Telus started seeking buyers for its towers in February, according to documents reviewed by The Globe and Mail.Justin Tang/The Canadian Press
Telus Corp. T-T has entered a definitive agreement with the Caisse de dépôt et placement du Québec to sell a minority stake in its nationwide cellphone tower network for $1.26-billion, after a months-long search for buyers.
It’s the latest major infrastructure deal in the telecom sector as Canada’s largest carriers aim to sell assets to pay down debt.
The Caisse, Canada’s second-largest pension fund, will acquire a 49.9-per-cent stake in the infrastructure asset, which is being spun out as a new company called Terrion. The business is worth $2.5-billion, including Telus’s 50.1-per-cent equity interest.
Terrion will hold roughly 3,000 towers across British Columbia, Alberta, Ontario and Quebec, making it the country’s largest dedicated wireless tower operator. As part of the agreement, Telus will lease capacity on the towers for an initial period of eight years, with undisclosed renewal options thereafter.

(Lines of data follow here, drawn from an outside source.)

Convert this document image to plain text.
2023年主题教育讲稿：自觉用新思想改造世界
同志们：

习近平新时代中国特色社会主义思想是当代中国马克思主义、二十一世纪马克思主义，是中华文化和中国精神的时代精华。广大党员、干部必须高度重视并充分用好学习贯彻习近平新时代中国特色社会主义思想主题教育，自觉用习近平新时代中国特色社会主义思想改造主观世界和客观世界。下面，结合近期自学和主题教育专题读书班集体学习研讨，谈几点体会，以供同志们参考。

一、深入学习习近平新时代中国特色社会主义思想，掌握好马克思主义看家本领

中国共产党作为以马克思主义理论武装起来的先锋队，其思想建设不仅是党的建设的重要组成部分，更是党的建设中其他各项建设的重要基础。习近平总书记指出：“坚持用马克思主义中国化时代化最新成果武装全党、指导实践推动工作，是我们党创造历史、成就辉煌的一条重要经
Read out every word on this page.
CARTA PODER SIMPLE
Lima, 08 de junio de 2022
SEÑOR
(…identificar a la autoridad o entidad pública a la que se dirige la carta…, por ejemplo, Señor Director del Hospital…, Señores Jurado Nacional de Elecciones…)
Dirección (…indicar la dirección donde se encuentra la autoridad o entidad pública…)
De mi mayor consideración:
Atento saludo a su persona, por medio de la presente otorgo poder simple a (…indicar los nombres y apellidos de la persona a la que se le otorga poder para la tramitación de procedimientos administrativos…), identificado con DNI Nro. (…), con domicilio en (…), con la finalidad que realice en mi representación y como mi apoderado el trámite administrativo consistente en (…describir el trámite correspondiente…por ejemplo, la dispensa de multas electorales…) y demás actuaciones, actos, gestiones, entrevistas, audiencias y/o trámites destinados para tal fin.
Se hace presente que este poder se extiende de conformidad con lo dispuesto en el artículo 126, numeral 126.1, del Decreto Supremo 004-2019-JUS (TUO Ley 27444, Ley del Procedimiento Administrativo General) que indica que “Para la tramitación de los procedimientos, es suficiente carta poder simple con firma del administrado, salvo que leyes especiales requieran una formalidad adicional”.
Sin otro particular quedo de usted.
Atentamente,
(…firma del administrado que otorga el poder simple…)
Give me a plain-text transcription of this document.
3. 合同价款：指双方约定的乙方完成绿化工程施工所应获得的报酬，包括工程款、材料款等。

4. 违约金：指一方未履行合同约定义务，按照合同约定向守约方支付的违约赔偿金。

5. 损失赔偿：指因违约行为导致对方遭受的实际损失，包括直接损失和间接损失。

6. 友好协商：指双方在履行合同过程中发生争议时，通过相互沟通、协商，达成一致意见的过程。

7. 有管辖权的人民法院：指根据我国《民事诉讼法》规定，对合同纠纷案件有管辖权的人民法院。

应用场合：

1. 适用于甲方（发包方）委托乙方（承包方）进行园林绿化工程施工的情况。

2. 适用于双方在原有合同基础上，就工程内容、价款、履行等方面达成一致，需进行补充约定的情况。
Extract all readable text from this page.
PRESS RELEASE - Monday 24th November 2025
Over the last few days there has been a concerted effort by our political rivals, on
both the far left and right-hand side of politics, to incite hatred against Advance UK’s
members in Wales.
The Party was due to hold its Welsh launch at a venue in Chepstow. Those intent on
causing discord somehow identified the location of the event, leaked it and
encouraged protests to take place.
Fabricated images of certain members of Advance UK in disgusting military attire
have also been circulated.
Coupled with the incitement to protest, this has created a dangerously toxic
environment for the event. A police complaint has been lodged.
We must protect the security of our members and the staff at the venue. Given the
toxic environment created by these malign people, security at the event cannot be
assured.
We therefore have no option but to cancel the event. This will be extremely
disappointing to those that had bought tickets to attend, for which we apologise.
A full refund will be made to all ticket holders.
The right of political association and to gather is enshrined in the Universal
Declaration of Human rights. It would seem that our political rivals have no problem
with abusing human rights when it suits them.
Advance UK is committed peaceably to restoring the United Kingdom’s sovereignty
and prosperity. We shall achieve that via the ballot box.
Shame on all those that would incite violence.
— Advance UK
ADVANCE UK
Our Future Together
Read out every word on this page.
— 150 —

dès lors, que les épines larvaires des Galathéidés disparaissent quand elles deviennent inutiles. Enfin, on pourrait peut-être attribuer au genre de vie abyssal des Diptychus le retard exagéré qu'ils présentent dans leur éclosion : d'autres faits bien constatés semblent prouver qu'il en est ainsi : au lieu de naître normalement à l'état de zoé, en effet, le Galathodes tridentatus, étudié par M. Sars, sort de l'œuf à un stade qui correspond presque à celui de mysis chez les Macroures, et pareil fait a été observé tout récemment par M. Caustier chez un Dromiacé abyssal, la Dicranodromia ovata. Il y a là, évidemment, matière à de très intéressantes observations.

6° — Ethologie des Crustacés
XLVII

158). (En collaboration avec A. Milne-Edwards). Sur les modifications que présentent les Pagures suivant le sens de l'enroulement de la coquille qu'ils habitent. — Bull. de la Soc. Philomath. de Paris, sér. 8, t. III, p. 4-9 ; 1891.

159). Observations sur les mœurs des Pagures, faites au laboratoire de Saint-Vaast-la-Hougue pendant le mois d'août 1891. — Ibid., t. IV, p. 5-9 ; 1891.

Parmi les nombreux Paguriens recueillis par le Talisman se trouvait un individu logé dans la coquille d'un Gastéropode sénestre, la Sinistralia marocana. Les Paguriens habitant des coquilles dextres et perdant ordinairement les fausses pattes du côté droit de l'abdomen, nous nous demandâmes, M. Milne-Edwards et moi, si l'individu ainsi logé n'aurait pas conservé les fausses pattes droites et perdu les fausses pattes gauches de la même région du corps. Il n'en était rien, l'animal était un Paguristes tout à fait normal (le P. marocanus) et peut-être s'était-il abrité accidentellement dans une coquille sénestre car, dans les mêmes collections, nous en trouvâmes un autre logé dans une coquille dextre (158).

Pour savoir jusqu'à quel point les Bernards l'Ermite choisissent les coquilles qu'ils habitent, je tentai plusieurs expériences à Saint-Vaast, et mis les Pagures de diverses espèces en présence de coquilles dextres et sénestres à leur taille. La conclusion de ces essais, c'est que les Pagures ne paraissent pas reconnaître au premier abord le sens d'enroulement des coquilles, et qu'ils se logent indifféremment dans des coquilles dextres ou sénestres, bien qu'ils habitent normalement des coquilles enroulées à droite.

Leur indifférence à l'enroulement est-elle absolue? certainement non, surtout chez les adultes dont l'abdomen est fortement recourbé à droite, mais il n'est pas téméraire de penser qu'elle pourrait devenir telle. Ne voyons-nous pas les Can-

Telus narrows field to three Canadian funds in $1.2-billion bidding war for cell towers
The sale is part of an industrywide push to sell assets to pay down debt and fund growth plans. Telus had $25-billion in long-term debt as of March, and intends to use all proceeds from the sale to pay some of it down. The company will consolidate Terrion’s results in its financial statements.
Telus first started seeking buyers for its towers in February, when TD Securities launched an auction under the codename Project Air, according to documents reviewed by The Globe and Mail.
The telecom pitched potential buyers on the prospect of growth in cell tower usage, and a corresponding increase in fees, as competitors Quebecor Inc. QBR-B-T and Cogeco Inc. CGO-T expand their cellphone businesses.
Several U.S. companies decided not to bid because Telus refused to cede control of the division, but three other institutional investors – Ontario Municipal Employees Retirement System (OMERS), Brookfield Corp. BN-T, and British Columbia Investment Management Corp. – made it to the shortlist, The Globe previously reported.
One bidder finally came out in the lead. In mid-July, Telus entered into exclusive talks with the Caisse, according to Telus chief financial officer Doug French. He told The Globe that the Caisse was ultimately chosen because it could execute the deal in a “fast timeframe.”
When asked if Telus had given up a higher potential bid in order to retain control, Mr. French said he doesn’t think the company “left any value on the table.”
Emmanual Jaclot, executive vice-president and head of infrastructure at the Caisse, said in an interview the pension fund had been involved in the “competitive” deal process for four or five months.
The Caisse already has similarly structured holdings in the U.S., Europe and New Zealand. He said it is “not the intention today” of the Caisse to bring in partner investors for the deal.
Mr. Jaclot said the Caisse was attracted by the long-term lease with Telus, tailwinds around cellular data usage and potential benefits from artificial intelligence.
The process has been closely watched by rivals Rogers Communications Inc., Bell Canada parent BCE Inc. and Quebecor, as they are also considering spinning off parts of their own networks, The Globe has reported. Rogers owns 7,700 towers, Bell parent BCE has 4,900 and Quebecor has 3,800, according to regulatory filings.
Mr. Jaclot said that if any other tower assets were to come up for sale by a Canadian carrier, the Caisse would consider acquiring them, too.
The transaction is subject to regulatory approvals, which Telus expects will be completed before the end of September. When the deal is closed, Eros Spadotto, a former Telus executive vice-president of technology strategy and business transformation, will become Terrion’s chief executive officer.
Mr. French declined to say whether whether the deal would allow Telus to buy back the stake owned by the Caisse, though Mr. Jaclot said the intention is for the partnership to “last for decades.”
In June, Rogers RCI-B-T closed a $7-billion sale of a minority stake in its wireless infrastructure, which included terms allowing it to buy back the portion it sold to New York-based Blackstone Inc. and a consortium of pension funds.
Rogers sells minority stake in wireless infrastructure for $7-billion
The sales bring Rogers and Telus in line with global peers, which have been selling their towers and other network infrastructure for decades.
Telus has outlined a strategy to pay down debt, including recently raising US$1.5-billion through long-term junior subordinated notes. But it also recently proposed spending more than US$400-million to take back control of affiliate Telus Digital, whose share price has plummeted since it went public. The move would lock in major losses as the company considers future spinout plans for other divisions.
For the Terrion deal, Telus retained TD Securities Inc. as financial adviser and Osler, Hoskin & Harcourt LLP and Allen Overy Shearman Sterling LLP as legal advisers. The Caisse retained Stikeman Elliott as its legal adviser.